How your business can bounce back if you’re running out of options
The BBL was designed to have simpler qualifying criteria and to provide both a swift decision and if affirmative, equally quick remittance. However, there are still a number of small businesses that will have their bounce back loan application rejected.
The only official criteria for rejection of the application is if the business was already experiencing financial difficulties as at 31 December 2019. This can include county court judgements against the business, arrears with HMRC, or in some cases may be as simple as consistent trading losses and a big deficit on your balance sheet.
Unfortunately, based on the availability of these loans, for those whose applications are rejected, it may be time to consider formal insolvency options, if this is pointing to a pre-existing issue with the business prior to the emergence of the virus.
Here’s a quick guide to what your business can do if you’re turned down for a BBL or any other kind of assistance or credit line:
A lot of business owners and directors get very nervous when they hear the word “administration” – especially when it’s associated with their own company.
They shouldn’t. It’s a useful tool to help buy time for any business that needs some breathing space to get its ducks in a row and restructure itself to be more resilient and robust when it reemerges.
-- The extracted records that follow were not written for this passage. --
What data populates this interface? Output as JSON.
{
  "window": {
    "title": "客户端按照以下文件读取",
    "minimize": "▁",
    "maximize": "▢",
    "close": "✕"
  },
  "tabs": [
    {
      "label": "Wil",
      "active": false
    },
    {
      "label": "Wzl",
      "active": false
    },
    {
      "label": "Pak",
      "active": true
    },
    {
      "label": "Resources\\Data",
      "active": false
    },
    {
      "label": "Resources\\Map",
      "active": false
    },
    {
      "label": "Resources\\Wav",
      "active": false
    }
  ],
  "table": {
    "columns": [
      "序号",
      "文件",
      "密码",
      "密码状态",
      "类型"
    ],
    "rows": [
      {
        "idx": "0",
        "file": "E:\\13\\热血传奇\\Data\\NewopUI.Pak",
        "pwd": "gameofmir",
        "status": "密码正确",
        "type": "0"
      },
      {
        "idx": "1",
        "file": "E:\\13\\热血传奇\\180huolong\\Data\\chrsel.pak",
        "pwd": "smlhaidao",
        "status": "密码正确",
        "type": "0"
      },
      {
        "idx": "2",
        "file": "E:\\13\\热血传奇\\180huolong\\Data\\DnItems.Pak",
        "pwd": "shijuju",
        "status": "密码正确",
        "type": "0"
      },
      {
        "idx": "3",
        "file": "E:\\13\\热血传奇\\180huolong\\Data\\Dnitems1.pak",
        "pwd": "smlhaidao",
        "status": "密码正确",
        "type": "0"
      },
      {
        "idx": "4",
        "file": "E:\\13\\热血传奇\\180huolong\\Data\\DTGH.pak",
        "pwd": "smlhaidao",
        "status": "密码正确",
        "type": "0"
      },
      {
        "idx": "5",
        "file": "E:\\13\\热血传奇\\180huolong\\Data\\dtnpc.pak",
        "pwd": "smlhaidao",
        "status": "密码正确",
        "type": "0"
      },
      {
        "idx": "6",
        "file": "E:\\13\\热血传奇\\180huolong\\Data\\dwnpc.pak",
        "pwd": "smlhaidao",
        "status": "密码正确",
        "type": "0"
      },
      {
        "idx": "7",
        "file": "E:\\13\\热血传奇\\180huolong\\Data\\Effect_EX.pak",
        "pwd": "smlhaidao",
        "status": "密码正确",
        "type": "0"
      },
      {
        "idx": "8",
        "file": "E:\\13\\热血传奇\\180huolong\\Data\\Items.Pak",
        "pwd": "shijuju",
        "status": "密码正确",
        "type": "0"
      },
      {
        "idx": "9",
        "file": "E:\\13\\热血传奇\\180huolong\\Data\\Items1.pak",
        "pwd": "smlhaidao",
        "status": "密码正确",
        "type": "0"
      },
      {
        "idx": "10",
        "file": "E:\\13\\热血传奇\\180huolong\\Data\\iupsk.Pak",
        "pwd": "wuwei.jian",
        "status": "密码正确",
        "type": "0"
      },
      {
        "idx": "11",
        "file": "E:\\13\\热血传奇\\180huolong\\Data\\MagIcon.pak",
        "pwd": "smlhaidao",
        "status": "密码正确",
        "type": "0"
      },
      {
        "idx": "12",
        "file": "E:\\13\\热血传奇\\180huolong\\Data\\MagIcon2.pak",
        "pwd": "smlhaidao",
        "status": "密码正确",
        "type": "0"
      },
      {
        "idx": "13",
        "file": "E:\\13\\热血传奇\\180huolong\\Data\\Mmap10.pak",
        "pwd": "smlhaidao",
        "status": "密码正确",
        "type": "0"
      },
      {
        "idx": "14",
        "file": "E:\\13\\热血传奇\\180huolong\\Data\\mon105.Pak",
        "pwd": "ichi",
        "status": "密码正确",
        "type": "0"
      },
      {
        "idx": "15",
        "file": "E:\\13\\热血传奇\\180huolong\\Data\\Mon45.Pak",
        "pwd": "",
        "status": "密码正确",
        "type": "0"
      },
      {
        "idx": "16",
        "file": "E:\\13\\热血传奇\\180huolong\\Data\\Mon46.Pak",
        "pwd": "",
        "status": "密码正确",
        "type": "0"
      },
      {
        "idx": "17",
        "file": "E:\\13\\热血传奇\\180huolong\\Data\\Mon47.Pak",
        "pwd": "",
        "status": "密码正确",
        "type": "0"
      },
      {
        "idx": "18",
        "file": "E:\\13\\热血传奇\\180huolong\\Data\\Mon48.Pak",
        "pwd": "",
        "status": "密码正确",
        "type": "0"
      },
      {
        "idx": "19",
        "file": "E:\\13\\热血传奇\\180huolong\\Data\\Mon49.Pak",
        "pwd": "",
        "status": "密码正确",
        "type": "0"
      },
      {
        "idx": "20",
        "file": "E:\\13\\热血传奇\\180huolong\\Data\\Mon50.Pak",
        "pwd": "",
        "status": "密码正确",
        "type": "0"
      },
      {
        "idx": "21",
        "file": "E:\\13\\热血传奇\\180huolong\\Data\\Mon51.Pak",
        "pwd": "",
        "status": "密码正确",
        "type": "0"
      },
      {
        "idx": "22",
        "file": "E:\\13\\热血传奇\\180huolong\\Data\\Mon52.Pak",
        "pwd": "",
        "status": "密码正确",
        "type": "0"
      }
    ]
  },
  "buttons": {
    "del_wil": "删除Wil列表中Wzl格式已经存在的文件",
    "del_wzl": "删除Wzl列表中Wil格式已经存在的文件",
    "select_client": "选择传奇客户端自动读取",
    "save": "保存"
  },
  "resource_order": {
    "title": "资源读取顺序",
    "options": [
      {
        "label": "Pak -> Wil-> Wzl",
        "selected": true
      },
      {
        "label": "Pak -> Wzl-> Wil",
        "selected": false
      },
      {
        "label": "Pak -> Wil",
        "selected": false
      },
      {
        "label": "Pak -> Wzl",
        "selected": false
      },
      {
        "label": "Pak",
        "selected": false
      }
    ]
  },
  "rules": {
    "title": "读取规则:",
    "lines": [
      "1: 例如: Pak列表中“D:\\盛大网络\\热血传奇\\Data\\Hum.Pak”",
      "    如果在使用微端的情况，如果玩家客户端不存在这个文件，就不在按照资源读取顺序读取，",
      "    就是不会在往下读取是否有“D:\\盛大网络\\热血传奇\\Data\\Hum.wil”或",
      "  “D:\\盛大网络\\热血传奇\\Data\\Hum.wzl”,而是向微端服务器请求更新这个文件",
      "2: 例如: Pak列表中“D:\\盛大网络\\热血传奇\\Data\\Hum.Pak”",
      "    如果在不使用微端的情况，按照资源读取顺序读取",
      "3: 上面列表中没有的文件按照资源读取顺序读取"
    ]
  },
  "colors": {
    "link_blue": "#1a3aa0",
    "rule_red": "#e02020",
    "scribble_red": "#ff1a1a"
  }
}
A company going into administration will automatically be protected from creditors and their demands by way of a moratorium.
It’s still a formal insolvency process and shouldn’t be entered into lightly, as the business will still come under the control of a qualified external administrator but their job is to ensure the best return for creditors.
This may be done through a pre-pack administration, where a buyer is found for the business prior to entering administration, whether this is a third party or a management buyout.
An administrator won’t keep a failing business going out of duty or goodwill. If there’s no viable way for the business to survive then they would look to close it and obtain the best value for any creditors through the sale of assets.
If a business is a solid proposition however, and just needs a temporary respite to refuel and re-energise then administration could be the best option.
A business that enters a Company Voluntary Arrangement (CVA) accepts that the way ahead is blocked but there might be a longer route it can take to get back to profitability – but it needs its creditors to agree to the detour.
Creditors may agree to write off a proportion of debt and accept lower regular payments on the remaining debt for the length of the CVA.
The company will get the same protection against creditors actions as any business entering administration including winding-up petitions; they can still look to restructure but they’ve committed to making these regular payments as a concrete gesture of goodwill towards creditors that have given them a break when they need it most.
Just as it’s important to encourage hope when there is a chance of turning around a business, it’s necessary to recognise the end of the road when you see it and apply the brakes.
If there’s too much debt to overcome and it’s impossible by all regular measures that a company could trade its way back to profitability in any circumstances, let alone an economically devastating global pandemic, then liquidation is the only logical response.
A CVL is when the directors or shareholders of a business recognise the unavoidable truth and appoint a liquidator to close the company and raise whatever funds they’re able to to pay creditors.
This is a one-way ticket for any company and while it’s never entered into lightly, it can be the best way forward for everybody associated with a terminally insolvent company.
One thing that more than a few directors overlook while trying to run their business or keep it afloat in unprecedented conditions is their status.
We don’t mean personalised parking places or expensive seats, but that as well as being directors the majority are also employees.
If you take a portion of your salary through PAYE rather than exclusively through dividends or other remuneration arrangements then you’ll automatically be eligible for director’s redundancy pay and other entitlements where due – unpaid wages, outstanding holiday pay, notice pay and any unpaid pension contributions. If the company is unable to pay, this is covered by the Redundancy Payments Service.
It’s all our friends at Redundancy Assist do so you might want to get in touch with them too if any of this applies to you. They will be happy to provide you with an assessment.
When the unexpected happens people react in one of three ways.
They can make a snap decision based on their emotions at the time; they analyse and consider their situation, look at evidence and advice before deciding what to do or they freeze and consciously not make a decision, allowing events to play out as they will.
Only one of these has a far higher chance of success than the others and if you’ve read this far it’s because you’re analysing and considering your decision.
Spoiler – that’s generally the right call.
We can’t guarantee that we can magically save a failing business or that your creditors will waive their claims and send you on your way with a cheery wave but we will do everything we can to make sure that you’ll have the best chance of rescuing your business.